Frequently asked questions

Does this vulnerability affect OpenSSL FIPS implementations?

No. The vulnerable code lies outside the OpenSSL FIPS module boundary. Systems running OpenSSL in FIPS mode are architecturally protected and do not require remediation for this CVE.

What credentials are required to exploit this vulnerability?

The attacker must already possess valid Registration Authority (RA) level credentials and the ability to generate CMP messages that pass message protection checks (signature or MAC verification). This typically implies access to compromised RA systems or stolen RA private keys. Possession of credentials alone is insufficient; the attacker must also intercept or forge a CMP 'id-it-rootCaKeyUpdate' message at a time when the client is expecting root CA key rollover.

How can we detect if this vulnerability was exploited in our environment?

Audit your CMP transaction logs and root CA certificate store to identify any root certificates installed outside of your planned key rollover schedule. Compare the subject and public key of current root CA certificates against your PKI documentation. If you retain CMP protocol logs, examine 'id-it-rootCaKeyUpdate' messages to verify that the 'newWithOld' certificate issuer matches your old root CA certificate. A mismatch or an unexpected issuer name is a strong indicator of exploitation.

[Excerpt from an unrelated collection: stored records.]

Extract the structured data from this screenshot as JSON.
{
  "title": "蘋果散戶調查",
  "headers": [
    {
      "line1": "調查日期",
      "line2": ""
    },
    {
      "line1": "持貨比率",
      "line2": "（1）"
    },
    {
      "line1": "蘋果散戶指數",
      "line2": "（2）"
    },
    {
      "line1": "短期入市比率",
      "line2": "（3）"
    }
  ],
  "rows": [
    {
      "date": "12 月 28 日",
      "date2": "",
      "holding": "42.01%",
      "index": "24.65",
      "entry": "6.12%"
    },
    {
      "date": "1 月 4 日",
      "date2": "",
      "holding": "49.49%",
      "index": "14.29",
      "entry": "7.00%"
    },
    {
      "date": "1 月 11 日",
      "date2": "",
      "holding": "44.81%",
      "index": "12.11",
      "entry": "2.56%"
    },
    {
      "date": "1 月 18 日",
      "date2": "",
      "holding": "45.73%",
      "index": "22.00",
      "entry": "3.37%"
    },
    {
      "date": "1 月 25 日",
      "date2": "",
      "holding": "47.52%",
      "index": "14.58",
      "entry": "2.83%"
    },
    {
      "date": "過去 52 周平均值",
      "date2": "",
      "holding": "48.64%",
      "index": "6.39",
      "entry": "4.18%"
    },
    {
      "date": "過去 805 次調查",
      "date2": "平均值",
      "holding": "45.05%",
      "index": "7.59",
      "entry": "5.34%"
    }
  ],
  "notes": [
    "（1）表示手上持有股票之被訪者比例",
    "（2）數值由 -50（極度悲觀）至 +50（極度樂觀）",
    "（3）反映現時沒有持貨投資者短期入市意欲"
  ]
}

Is there a workaround if we cannot patch immediately?

Temporarily disable or restrict CMP-based root CA key rollover operations until patches are applied. If manual root CA key rotation is feasible in your PKI, you can substitute CMP automation with offline procedures during the interim. Additionally, implement strict network access controls and audit logging around RA systems and CMP clients to reduce the risk of credential compromise. However, these are temporary mitigations; patching is the definitive remediation.

This analysis is based on publicly available vulnerability data as of the publication date. Patch version numbers, vendor advisory links, and specific affected OpenSSL versions should be verified against official OpenSSL security announcements. This vulnerability requires pre-existing RA credentials; it is not a remotely exploitable unauthenticated vulnerability. Organizations should conduct their own risk assessment in the context of their PKI architecture, credential security posture, and CMP deployment footprint. No exploit code or weaponized proof-of-concept is provided. This explainer does not constitute professional security advice; consult your security team and vendor guidance for deployment-specific remediation decisions. Source: NVD (public-domain), retrieved 2026-07-15. Analysis generated by SEC.co (claude-haiku-4-5).